The Jacker won’t change off. So you’ll have to pick someone else. Then you will watch The Jacker proceed to be awful with the character they stole, before they swap out to somebody else. At that point you’ll be 2/3 of the way to your Ultimate, so you won’t want to switch back to your original character. So you sit there, in your own personal hell, tossing orbs from afar, wondering why you couldn’t be reaping people.

Mei Bae

Some people actually use this character. They will at times put ice walls up in front of you. Your own team mate. They will put up ice walls, whether maliciously or in the hopes of being helpful, that get in the way of your god damn Ultimates going off. Like, the point is about to be taken, but you’re going to be a god damn hero and ride in there with your Reaper ultimate, but WHOMP, there’s a piece of shit ice wall in your way. Why is that wall there? What possible reason could there be for blocking you out and keeping the enemy on the point? You’ll never know. YOU WILL NEVER KNOW WHY THIS HAPPENED.

There is nothing worse than Mei. Nothing. If you’ve used Mei, you’re a very bad person and should feel bad.

Mei is garbage. She is poo.

The Committed

You will run into someone who wants to be Hanzo and Widowmaker. They will not be good at Hanzo or Widowmaker.

They will miss 95% of their shots.

There will come a point where you’re convinced they’re doing it for a laugh, that they can’t possibly miss that many shots. Surely the law of average states they kill someone, even by accident.

But miss they shall.

You will be attacking the point, in overtime, and you’ll simply hear the gentle “whisssh” of an arrow flying overhead, missing its target.

And change they never will.

Because they are committed.

Just wait until you have two Hanzo’s on your team, missing every shot. That’s some high level rage right there.

Teleporters of Grief

Some Symmetra’s find it amusing to put teleporters that exit right over a cliff. So you will go through it and fall to your doom. I have a variety of theories as to why people would enjoy doing this to others, but most of them can be summed up by poo.

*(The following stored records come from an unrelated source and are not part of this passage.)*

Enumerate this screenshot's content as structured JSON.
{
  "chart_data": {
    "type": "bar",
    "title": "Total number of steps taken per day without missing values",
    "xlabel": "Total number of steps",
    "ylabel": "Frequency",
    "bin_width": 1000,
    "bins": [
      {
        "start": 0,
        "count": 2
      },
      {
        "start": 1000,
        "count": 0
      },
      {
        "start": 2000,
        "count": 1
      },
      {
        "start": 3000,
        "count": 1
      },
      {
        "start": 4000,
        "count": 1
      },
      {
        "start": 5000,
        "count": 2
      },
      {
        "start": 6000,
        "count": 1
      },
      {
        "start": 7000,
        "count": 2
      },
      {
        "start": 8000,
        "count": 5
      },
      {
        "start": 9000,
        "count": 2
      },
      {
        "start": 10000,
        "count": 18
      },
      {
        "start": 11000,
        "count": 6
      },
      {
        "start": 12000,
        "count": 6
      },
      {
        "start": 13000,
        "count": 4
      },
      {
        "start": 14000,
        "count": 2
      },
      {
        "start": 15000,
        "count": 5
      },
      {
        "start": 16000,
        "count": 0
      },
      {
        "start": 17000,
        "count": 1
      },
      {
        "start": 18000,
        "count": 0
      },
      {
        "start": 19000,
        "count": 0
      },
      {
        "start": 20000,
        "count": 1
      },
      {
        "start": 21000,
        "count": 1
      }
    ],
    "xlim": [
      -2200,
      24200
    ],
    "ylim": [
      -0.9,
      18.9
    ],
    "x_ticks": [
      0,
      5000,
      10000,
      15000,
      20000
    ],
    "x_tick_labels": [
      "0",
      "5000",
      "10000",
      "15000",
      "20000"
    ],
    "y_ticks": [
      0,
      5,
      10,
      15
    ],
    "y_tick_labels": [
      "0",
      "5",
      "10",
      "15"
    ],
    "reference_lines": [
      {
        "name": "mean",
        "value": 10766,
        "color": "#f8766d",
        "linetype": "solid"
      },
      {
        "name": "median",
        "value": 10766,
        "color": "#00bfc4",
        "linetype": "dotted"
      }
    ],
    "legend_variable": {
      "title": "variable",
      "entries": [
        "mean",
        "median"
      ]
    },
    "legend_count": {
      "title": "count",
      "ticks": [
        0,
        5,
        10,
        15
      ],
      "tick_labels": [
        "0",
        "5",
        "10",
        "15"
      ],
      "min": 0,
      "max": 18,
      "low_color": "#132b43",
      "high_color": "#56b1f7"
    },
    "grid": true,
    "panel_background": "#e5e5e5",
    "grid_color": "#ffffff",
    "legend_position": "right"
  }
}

You are poo if you do this. Almost as bad as Mei poo.

Lookie Lous

Some people hate touching the point or payload, even in a game that in fact is won by doing such things. So while you’re doing what can only be described as the most heroic on screen version of Saving Private Ryan made in years, trying to push that god damn Payload in overtime, buddy in the back is firing arrows at nothing in particular. Birds? Stop signs? Traffic lights?

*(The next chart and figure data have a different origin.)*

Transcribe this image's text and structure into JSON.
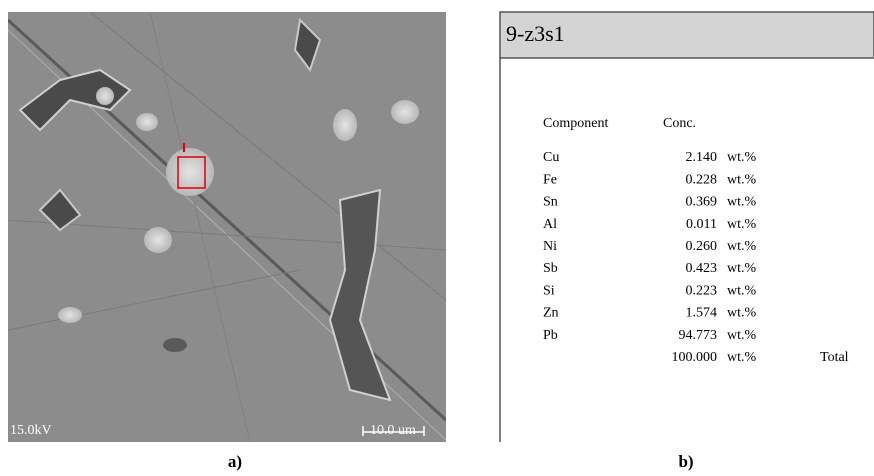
{
  "panel_a": {
    "label": "a)",
    "voltage": "15.0kV",
    "scale_bar": "10.0 um"
  },
  "panel_b": {
    "label": "b)",
    "title": "9-z3s1",
    "header": [
      "Component",
      "Conc."
    ],
    "rows": [
      [
        "Cu",
        "2.140",
        "wt.%"
      ],
      [
        "Fe",
        "0.228",
        "wt.%"
      ],
      [
        "Sn",
        "0.369",
        "wt.%"
      ],
      [
        "Al",
        "0.011",
        "wt.%"
      ],
      [
        "Ni",
        "0.260",
        "wt.%"
      ],
      [
        "Sb",
        "0.423",
        "wt.%"
      ],
      [
        "Si",
        "0.223",
        "wt.%"
      ],
      [
        "Zn",
        "1.574",
        "wt.%"
      ],
      [
        "Pb",
        "94.773",
        "wt.%"
      ]
    ],
    "total": {
      "value": "100.000",
      "unit": "wt.%",
      "label": "Total"
    }
  }
}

Whatever it is, they’re having the time of their life, while you’re dodging bullets and trying to dive forward to get a pinky on that Payload to keep things moving.

Even worse is when it’s a god damn Roadhog, firing from three blocks away, pausing to suck down health every 5 seconds, instead of going for the point.

Why Roadhog? Why you gotta be like that?

Usually the Lookie Lou will get the POTG for something they did way earlier in the game to add further insult, thus re-confirming their belief they did the right thing. Resist the urge to become the Play By Play guy at this point.

The Genius

This is a combination of The Critic and The Coach.

What happens is they’ll show up and tell everyone what characters to be, and will be super vocal about what they’re doing. “GOT A TELEPORTER UP. ATTACK FROM THE WEST SIDE.”

If you win, things will usually be ok. The Genius might give you a heads up on things to improve upon (it’s like getting a job review while playing a video game, what’s better than that??”), like telling you to tighten up on the flank attacks, or not to chase Tracers so much.

If you lose? Then the Armageddon of hatred spews out. “You guys are such clueless idiots. What a waste of my time. F-ing noobs.”

Them dying by charging off the cliff? That was your stupid ass fault because they had to try and save you.

They’ll often lament the PUG lifestyle, as if you forced their hand into playing with the unwashed masses of the public, as if it’s your fault they had no friends to play with. The Genius has all the answers, and just know you failed them at every single turn. You are the stupid idiot. Not them. They are never wrong.